For 25 years, Robert Scott has lived in a house on Florida Road four miles east of town where he also repairs clocks and makes jewelry.
After more than a quarter-century, he said it’s time to sell Clock Repair and Restoration.
Scott has been self-employed for more than 30 years, and as one who never cared to have colleagues he likes it that way.
“I’m a gardener and a homebody,” he said. “It seems when you work with people and you tell them too much, they start to use it against you. I like having a business where I set my own hours. I like being able to go work on a clock at 8 p.m.”
Scott was living in a trailer park in Hermosa on his first day of business in the late 1980s. He hung a sign in front of his home advertising his trade and got a job within hours to fix a giant clock used at swim meets.
He wasn’t sure what to charge.
Business has been steady ever since, and expanded regionally over the years to include customers in Telluride, Crested Butte and Lake City. “It’s an unlikely trade,” Scott said. “In Durango, if you get a good thing going, you can draw business. And clock repair has a veil over it; it’s intimidating.”
Though he studied watch repair and gemology at Paris Junior College in Texas, Scott taught himself the inner-workings of clocks.
“I’m a mechanical guy. I could figure things out by trial and error, and I’m pretty good at it,” he said. “It was laziness – I didn’t want to have to rush off to work.”
A Massachusetts native, Scott “heard about” Colorado as a teenager and moved to Boulder in 1968. He picked professions usually based on those that allowed him to work for himself.
McPhee Reservoir brought him to the Western Slope in the early 1980s when he got a construction job building the dam. Throughout the project, Scott lived in Dolores but subsequently moved in 1984 to Durango, where he was an avid member of the local rock club.
Working with agate, jade and other gems he bought or found throughout the West, he learned to cut, polish and cast stones, selling jewelry to supplement his income. Clocks came later because there was demand but little competition.
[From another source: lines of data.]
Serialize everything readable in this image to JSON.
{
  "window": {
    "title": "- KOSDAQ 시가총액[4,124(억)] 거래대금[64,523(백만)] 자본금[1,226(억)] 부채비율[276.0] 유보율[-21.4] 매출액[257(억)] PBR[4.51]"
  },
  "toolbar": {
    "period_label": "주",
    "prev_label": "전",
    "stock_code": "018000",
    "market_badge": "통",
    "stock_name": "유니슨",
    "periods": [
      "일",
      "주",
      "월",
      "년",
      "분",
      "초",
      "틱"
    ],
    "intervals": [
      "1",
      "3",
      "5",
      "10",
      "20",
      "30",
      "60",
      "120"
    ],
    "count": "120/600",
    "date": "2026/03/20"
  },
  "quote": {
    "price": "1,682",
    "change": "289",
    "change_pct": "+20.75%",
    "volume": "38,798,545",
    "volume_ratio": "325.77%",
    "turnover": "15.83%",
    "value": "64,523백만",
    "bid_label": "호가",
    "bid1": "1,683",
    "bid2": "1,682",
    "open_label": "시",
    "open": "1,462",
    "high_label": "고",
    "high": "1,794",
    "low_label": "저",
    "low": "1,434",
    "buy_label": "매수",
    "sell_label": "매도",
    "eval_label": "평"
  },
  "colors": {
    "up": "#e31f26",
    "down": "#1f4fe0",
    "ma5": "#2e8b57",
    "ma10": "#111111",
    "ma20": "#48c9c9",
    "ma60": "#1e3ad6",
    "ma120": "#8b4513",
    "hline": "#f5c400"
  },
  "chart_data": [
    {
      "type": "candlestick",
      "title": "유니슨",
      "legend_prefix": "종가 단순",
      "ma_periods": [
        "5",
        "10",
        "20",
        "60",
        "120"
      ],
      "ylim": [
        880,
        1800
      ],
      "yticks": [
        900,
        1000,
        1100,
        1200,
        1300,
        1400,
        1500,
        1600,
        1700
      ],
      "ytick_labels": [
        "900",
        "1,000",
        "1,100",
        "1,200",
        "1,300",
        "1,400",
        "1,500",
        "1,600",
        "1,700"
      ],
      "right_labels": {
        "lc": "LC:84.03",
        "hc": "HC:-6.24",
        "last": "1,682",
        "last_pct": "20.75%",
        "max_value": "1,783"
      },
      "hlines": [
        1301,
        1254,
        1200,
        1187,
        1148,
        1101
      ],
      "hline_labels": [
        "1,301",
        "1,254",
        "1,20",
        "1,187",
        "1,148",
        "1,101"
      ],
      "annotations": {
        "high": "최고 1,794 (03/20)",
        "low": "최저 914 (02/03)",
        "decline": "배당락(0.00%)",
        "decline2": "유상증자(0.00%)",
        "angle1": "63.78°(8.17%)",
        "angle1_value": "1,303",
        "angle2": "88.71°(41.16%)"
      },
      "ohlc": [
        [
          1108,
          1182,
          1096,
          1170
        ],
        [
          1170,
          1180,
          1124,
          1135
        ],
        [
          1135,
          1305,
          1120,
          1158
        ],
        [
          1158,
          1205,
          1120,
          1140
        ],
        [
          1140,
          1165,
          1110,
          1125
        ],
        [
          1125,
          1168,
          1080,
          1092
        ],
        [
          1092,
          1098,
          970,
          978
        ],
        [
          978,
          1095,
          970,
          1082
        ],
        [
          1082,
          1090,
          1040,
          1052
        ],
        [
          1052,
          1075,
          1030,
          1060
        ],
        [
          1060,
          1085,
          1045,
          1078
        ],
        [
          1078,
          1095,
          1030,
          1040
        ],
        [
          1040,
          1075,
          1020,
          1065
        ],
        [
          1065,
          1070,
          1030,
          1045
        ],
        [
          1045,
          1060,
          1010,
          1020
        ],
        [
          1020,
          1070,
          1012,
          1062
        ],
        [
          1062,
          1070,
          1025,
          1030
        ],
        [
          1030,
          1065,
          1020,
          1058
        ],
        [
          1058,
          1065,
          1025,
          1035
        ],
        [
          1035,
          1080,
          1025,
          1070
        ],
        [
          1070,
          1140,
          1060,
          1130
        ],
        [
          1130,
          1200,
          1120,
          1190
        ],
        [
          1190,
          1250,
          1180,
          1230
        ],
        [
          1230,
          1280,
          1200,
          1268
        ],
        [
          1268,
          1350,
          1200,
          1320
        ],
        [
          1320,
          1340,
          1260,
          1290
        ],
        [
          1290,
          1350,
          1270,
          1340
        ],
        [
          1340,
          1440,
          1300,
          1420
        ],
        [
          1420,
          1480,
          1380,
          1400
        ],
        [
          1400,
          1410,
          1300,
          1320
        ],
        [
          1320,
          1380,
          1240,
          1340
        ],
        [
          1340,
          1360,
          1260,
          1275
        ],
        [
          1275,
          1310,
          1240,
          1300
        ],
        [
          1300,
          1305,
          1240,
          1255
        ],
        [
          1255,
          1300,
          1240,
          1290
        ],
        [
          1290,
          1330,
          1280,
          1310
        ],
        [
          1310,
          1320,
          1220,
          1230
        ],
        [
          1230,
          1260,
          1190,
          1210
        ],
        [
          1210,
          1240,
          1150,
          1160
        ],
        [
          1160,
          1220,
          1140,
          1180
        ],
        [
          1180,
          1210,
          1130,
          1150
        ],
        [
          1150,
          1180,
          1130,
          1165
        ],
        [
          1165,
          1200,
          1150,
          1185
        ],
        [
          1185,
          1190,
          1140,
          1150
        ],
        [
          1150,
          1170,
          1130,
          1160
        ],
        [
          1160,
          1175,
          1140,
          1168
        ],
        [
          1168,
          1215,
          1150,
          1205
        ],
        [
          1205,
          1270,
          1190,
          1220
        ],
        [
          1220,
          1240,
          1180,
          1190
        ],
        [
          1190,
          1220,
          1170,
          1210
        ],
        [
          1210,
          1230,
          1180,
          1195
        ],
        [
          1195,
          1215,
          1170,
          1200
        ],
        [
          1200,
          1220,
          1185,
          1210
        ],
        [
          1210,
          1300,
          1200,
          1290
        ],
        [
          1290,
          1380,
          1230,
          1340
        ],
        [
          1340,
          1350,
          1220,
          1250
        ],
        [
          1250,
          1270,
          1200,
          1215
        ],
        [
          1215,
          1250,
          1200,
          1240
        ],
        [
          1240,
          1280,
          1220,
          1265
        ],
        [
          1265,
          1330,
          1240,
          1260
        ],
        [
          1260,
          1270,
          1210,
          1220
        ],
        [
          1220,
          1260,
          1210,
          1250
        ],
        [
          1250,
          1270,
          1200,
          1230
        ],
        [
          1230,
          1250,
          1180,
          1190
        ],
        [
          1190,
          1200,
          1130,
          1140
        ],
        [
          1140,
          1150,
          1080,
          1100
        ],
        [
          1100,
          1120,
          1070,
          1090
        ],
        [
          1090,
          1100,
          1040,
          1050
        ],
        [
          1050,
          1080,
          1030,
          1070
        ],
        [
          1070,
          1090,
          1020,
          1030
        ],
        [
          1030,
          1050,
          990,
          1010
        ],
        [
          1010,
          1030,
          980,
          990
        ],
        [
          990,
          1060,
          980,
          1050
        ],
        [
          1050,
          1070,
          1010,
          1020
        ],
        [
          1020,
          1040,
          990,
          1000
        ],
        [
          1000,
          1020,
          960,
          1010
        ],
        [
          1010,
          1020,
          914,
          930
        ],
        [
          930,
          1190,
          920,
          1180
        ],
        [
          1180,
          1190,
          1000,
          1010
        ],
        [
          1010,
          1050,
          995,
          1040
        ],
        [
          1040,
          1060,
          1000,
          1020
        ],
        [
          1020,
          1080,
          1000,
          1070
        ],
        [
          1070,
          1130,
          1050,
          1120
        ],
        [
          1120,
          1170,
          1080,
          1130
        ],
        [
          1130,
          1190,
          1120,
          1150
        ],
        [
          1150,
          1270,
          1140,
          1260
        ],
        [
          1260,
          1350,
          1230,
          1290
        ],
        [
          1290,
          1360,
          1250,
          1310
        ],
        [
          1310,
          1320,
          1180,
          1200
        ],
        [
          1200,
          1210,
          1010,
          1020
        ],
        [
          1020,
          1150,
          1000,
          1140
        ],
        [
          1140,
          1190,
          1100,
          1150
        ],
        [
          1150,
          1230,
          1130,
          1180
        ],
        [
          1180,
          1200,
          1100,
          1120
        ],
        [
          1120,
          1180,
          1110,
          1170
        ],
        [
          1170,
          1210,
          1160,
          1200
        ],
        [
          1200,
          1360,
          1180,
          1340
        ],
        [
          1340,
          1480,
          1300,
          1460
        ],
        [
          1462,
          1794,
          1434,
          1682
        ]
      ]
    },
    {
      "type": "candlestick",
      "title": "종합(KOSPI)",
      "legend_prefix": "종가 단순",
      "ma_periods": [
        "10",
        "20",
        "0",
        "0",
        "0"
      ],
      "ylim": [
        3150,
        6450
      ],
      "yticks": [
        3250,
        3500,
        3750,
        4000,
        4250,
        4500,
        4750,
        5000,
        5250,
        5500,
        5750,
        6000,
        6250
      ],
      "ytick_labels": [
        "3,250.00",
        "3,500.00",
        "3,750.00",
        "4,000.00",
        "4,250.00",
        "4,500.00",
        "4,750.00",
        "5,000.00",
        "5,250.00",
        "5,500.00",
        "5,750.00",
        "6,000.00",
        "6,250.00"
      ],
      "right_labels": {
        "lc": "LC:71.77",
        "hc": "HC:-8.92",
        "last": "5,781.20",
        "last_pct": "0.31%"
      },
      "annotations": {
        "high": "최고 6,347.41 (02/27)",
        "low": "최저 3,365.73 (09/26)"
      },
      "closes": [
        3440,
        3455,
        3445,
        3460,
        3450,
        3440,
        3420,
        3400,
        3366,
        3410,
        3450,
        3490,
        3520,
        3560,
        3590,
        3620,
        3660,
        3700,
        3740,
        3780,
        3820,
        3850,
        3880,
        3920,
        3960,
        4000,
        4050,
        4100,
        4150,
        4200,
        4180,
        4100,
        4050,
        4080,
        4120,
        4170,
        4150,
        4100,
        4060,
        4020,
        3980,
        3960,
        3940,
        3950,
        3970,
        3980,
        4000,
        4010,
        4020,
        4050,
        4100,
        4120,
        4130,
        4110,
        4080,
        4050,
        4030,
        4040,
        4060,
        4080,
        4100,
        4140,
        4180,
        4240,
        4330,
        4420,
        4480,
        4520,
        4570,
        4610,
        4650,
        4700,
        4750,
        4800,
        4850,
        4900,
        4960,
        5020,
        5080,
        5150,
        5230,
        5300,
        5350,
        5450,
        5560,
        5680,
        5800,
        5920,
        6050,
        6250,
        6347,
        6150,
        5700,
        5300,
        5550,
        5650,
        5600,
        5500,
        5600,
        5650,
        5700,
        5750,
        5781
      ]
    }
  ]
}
After a quarter-century of keeping his work at home, Scott’s house is cluttered but bright. Alive with ticking clocks – most for clients, a few his own – the house is filled with colored rocks, all manner of metal machinery related to Scott’s trades, dinosaur bones, a 1950s-era piano, and evidence of his hobbies: gardening and reading. Red geraniums clamber toward the sun, shining through the south-facing window.
A frog clock croaks from the bathroom and a disgruntled Jack Russell Terrier, Gracie, follows Scott from room to room.
A hot greenhouse just outside his front door is busting with cacti and tomato plants, and on the back patio, a white rowboat Scott built in 2003 hangs from the rafters.
Hundreds of clocks have passed through the front door over the years: Japanese cuckoo clocks, Swiss clocks that wind by changing temperature, tall grandfathers from the 1700s and baroque-era Morbiers.
Musing in front of the bookcase in Scott’s living room, a bronze woman sits atop an 1830 French clock – one of the few that he owns.
At least to an outsider, there’s a certain, vaguely Dickensian poetry to the clock trade, but Scott’s pragmatism seems somewhat immune to it. “As I get older, I see time slipping by, but it’s not the clocks that remind me of it,” said Scott, who said he’s “just a kid” at 68. “I do have my aesthetic side. Clocks have their place in history, and they’re around a long time – I enjoy that. If they were cars, they’d already be gone.”
Scott said clocks have taken over his house, and he’s ready to have his space back. When he sells the business, he intends to travel the U.S. and Canada and continue working on jewelry.
He said the new owner, whoever that is, will get a steady career and the freedom to work without a boss – if they can handle the bonging and gonging that resonate through his house. “I guess I’m a bit eccentric. I mean, most people would back a dump truck up to this place and throw everything in,” Scott said.
“I’m comfortable with it. It keeps me interested.”